Mieux : à propos de « ponts lancés », ces derniers ne seraient-ils pas en train d’être coupés entre la Commission européenne et un nombre grandissant de nations rebelles, l’Angleterre au premier chef, avec son Brexit. Puis la montée des partis souverainistes, en Italie, aux Pays-Bas, en Suède, Danemark, Norvège et dans la majeure partie de l’Europe de l’Est, assez peu encline à l’idée de passer de la tyrannie communiste à la dictature européiste.

Jacques Delors, aussi bon architecte que Numérobis !

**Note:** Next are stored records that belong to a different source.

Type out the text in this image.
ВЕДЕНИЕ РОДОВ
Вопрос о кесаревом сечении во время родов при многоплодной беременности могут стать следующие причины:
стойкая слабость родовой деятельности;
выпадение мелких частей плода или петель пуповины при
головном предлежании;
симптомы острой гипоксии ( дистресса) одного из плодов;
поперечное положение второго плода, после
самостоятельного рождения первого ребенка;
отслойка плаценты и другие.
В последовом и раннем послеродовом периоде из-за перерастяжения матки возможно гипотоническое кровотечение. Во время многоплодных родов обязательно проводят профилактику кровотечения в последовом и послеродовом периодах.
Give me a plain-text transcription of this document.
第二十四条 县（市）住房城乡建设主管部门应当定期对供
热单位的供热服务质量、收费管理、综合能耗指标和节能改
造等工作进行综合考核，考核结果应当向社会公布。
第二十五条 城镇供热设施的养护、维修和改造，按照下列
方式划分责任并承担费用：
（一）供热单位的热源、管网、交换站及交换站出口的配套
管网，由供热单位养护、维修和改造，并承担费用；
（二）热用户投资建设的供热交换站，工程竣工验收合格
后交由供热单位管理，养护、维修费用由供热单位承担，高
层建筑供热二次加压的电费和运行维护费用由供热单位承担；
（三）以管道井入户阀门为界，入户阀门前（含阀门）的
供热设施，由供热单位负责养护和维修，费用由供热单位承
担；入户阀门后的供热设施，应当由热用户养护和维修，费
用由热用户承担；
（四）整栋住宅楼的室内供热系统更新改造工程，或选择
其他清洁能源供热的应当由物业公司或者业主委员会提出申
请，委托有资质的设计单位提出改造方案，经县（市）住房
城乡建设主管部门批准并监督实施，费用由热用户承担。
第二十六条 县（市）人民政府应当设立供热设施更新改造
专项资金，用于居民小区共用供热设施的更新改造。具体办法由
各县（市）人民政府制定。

Comme toujours, Le Monde y va de son couplet. Jacques Delors « a joué les architectes pour façonner les contours de l’Europe contemporaine : mise en place du marché unique, signature des accords de Schengen, Acte unique européen, lancement du programme d’échanges étudiants Erasmus, réforme de la politique agricole commune, mise en chantier de l’Union économique et monétaire qui aboutira à la création de l’euro. » Bref, rien que des réussites dont les Français devraient se féliciter mais qu’ils n’en finissent plus de... bouder, mauvais coucheurs qu’ils sont. Jacques Delors, grand architecte de l’Europe ? Pas faux, mais un peu à la façon de son collègue Numérobis et ses immeubles montés de guingois, dans Astérix et Cléopâtre !

On remarquera que l’assistance conviée aux festivités était assez représentative de l’œuvre du grand homme : quatre technocrates, Charles Michel (président du Conseil), Ursula von der Leyen (présidente de la Commission européenne), Roberta Metsola (présidente du Parlement européen) et Christine Lagarde (présidente de la Banque centrale européenne). Pour les chefs d’État ? Deux intermittents du spectacle politique : le président allemand Frank-Walter Steinmeier et le Premier ministre belge Alexander de Groo. Pour que le carnet de bal affiche complet, ne manquait plus que le prince Albert de Monaco.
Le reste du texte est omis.